We start with a section entitled Pausen (a stop, or maybe rest), mainly concerning det gode sted. Four chapters:
- Paradisisk begyndelse – concepts of forundring and resonans as seen through a journey to Brasil (palmeøen), Audrey Hepburn in Roman Holiday and VS Naipaul’s An enigma of arrival; see Stephen Greenblatt’s essay on wonder and resonance (and New Historicism)
- Heideggers hytte – discussion of Bauen Wohnen Denken plus Paul Celan’s poem Todtnauberg, which some interpret as Celan’s wish for Heidegger to apologise for his behavior during the Nazi era (the eponymous hut/chalet is in the Black Forest and is where Heidegger wrote much of Sein und Zeit; Celan visited on 25 July 1967 and the two went for walks in the woods, with Celan writing the poem a week later in Frankfurt); the chapter also discusses inter alia Lefebvre and Edward S Casey…

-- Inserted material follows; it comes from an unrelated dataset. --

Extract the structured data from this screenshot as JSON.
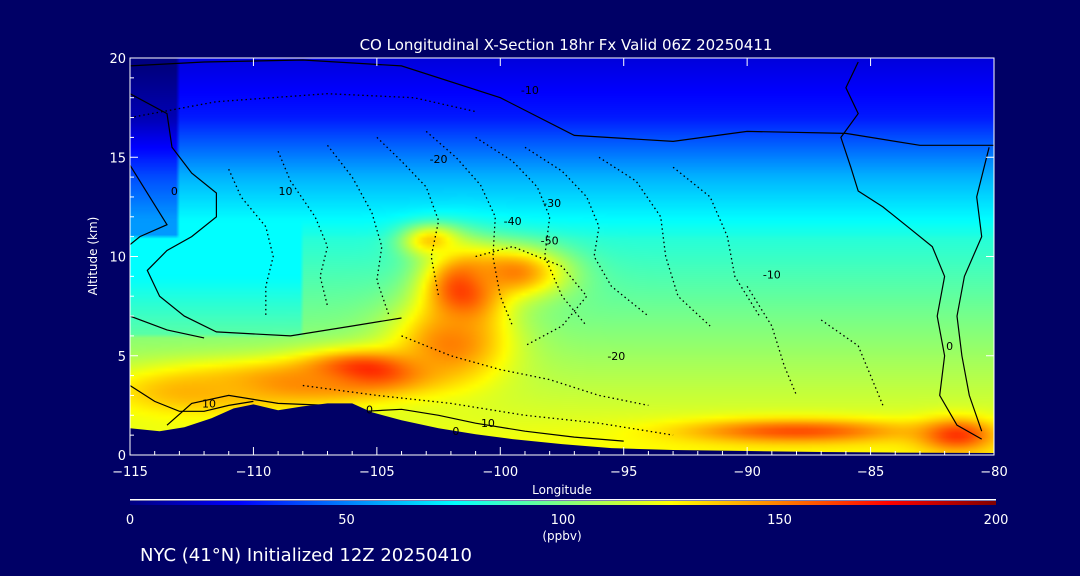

- Maigrets ekstaster – place in crime fiction; skipped
- Efterretninger fra Greeneland – ie Graham of that ilk, focusing on the exotic and exile; skipped
On to Kloden (the globe), three chapters concerning the historic foranderlighed of place in the face of globalisation, which has moved place from the vertical axis where it is relatively selvhvilende and connected with jorden and history to a horizontal axis where place is a knudepunkt for global kredsløb:
- Transit, tourist – airports as ikkesteder (Marc Augé’s non-places), namehopping at pace with not more than a couple of paras per reference, touching on inter alia JG Ballard and Alain de Botton; offered up Night mail – not Auden’s but a collection of eight essays by Jens Christian Grøndahl from 1998 on Europe in the 1990s, split between globalisation and nationalism; see also Hjemme i Europa (2015); known as a difficult writer; I’m pretty sure I started one of his novels back in the day…
- Globalt talt – Foucault, Calvino…a ‘global perception of place’; more of the same, skipped
- Fra en stol i Minas Gerais – more Brazil, seen from inside and outside via a reading of Henrik Stangerup and Joao Guimaraes Rosa (eller omvendt); ditto
- Byens fortælling, byens puls – the big city: Salvador, Brasil
- Byvandringer – NB, but still litcrit
- At holde et landskab gående – Morten Søndergaard and AN Other
- Palimpsest – pot pourri
- Rejsebrev – provinsbyen
- Rejsens Sted – Thomas Boberg
- Stedets Vidne – Carsten Jensen (closest DK gets to old school travel lit), and others
Kortet (the map):
- Kort over Boipeba – palm island, again
- Litterær kartografi – Michael Chabon + the usual suspects
- Korttegnere – novel by Per Olov Enquist
- Landmålere – Lykke-Per and others
Finally, Ti teser om stedet, see image above.